The cumulative link mixed model output has a structure distinct from the Poisson and binomial GLMMs seen earlier, reflecting the ordinal nature of the response.

Random effects: the hospital-level variance is \(\hat{\sigma}^2_b = 1.212\) (SD = 1.101) on the logit scale which is a substantial amount of clustering. Some hospitals consistently treat more severe pain cases than others, and this must be accounted for before drawing conclusions about treatment.

Threshold coefficients: the four thresholds separate adjacent pain categories on the latent scale: 1|2 = \(-3.494\), 2|3 = \(-1.588\), 3|4 = \(0.429\), 4|5 = \(2.978\). Their increasing values confirm the correct ordering of categories. The wide spacing between the middle thresholds (2|3 to 3|4 spans about 2 logit units) and the extreme thresholds (1|2 and 4|5) reflects the fact that most patients fall in the middle categories which is consistent with the observed frequencies where categories 3 and 4 dominate in the Control group.

Treatment coefficient: \(\hat{\beta} = -1.565\) (\(z = -4.26\), \(p < 0.001\)). The negative sign means treatment shifts responses toward lower (less severe) pain categories. Exponentiated, \(e^{-1.565} = 0.209\): the proportional odds ratio is 0.21, meaning the odds of being in a higher pain category are 79% lower in the Treatment group than in the Control group, after accounting for hospital-level clustering. This single coefficient applies to all four thresholds simultaneously, this is the proportional odds assumption: the treatment effect is the same regardless of which threshold divides the categories.

Predicted category probabilities make the treatment effect concrete and immediately interpretable. In the Control group, probability is concentrated in categories 3 (moderate, 43.6%) and 4 (severe, 34.6%), with only 2.9% of patients in category 1. In the Treatment group, this distribution shifts markedly toward less severe outcomes: category 2 (mild) becomes the modal category (36.7%), category 1 (no pain) rises from 2.9% to 12.7%, and the probability of severe pain (category 4) drops from 34.6% to 10.9%. The probability of very severe pain (category 5) is essentially eliminated as we went from from 4.8% to 1.1%.

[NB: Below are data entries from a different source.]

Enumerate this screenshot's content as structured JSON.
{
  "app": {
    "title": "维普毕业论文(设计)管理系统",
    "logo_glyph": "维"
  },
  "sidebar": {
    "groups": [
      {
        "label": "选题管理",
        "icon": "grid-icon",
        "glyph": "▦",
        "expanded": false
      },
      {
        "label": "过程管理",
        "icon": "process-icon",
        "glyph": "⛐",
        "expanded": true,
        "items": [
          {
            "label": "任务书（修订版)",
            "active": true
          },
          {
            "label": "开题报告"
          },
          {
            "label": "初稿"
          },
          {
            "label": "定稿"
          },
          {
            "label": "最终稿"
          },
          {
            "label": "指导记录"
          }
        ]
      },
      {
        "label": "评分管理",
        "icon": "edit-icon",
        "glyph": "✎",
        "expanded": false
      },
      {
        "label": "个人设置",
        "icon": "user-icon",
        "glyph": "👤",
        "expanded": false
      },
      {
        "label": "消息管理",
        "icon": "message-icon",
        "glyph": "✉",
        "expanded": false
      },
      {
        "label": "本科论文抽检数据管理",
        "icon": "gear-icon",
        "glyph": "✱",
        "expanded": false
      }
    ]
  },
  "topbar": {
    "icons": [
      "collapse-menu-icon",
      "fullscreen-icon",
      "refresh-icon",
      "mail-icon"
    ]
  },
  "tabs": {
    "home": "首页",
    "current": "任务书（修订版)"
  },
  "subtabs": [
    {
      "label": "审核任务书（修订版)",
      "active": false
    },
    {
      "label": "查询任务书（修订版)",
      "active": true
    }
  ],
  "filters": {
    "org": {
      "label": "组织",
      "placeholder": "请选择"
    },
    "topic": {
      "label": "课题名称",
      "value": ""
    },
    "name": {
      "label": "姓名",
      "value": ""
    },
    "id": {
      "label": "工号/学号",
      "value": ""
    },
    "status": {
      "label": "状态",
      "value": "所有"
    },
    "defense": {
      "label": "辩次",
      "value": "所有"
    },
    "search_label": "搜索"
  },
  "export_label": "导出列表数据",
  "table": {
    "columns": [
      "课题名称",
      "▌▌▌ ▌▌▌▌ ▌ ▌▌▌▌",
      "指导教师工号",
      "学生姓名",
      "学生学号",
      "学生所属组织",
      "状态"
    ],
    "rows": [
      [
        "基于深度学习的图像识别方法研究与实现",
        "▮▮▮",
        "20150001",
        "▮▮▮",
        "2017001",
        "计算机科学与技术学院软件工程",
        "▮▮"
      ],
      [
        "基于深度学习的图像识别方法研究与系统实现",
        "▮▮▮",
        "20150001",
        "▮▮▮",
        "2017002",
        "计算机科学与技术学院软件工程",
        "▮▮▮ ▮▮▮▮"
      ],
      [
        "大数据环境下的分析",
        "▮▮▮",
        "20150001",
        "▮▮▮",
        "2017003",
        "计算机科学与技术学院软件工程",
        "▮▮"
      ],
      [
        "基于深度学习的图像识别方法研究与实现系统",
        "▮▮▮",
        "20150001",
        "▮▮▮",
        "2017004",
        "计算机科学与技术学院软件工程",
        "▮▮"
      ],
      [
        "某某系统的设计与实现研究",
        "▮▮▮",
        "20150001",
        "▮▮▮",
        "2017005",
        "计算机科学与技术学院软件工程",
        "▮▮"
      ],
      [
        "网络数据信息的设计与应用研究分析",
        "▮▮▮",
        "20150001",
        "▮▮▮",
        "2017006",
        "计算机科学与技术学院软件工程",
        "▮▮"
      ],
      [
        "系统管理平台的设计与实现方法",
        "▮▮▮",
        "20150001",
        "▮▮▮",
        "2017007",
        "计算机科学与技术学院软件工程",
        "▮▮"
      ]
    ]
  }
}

These shifts are entirely consistent with the observed frequency table: the Control group has 29 patients in categories 4 and 5 combined versus only 7 in the Treatment group, while the Treatment group has 28 patients in categories 1 and 2 versus only 15 in the Control group. The cumulative link mixed model has recovered this pattern precisely and expressed it in a statistically rigorous framework that accounts for hospital-level clustering and correctly respects the ordinal structure of the response.

This is the key advantage of ordinal models over treating a pain scale as continuous: the predicted probabilities show not just that treatment reduces pain on average, but exactly how it redistributes patients across the severity spectrum which is a far richer and more clinically meaningful summary than a single mean difference would provide.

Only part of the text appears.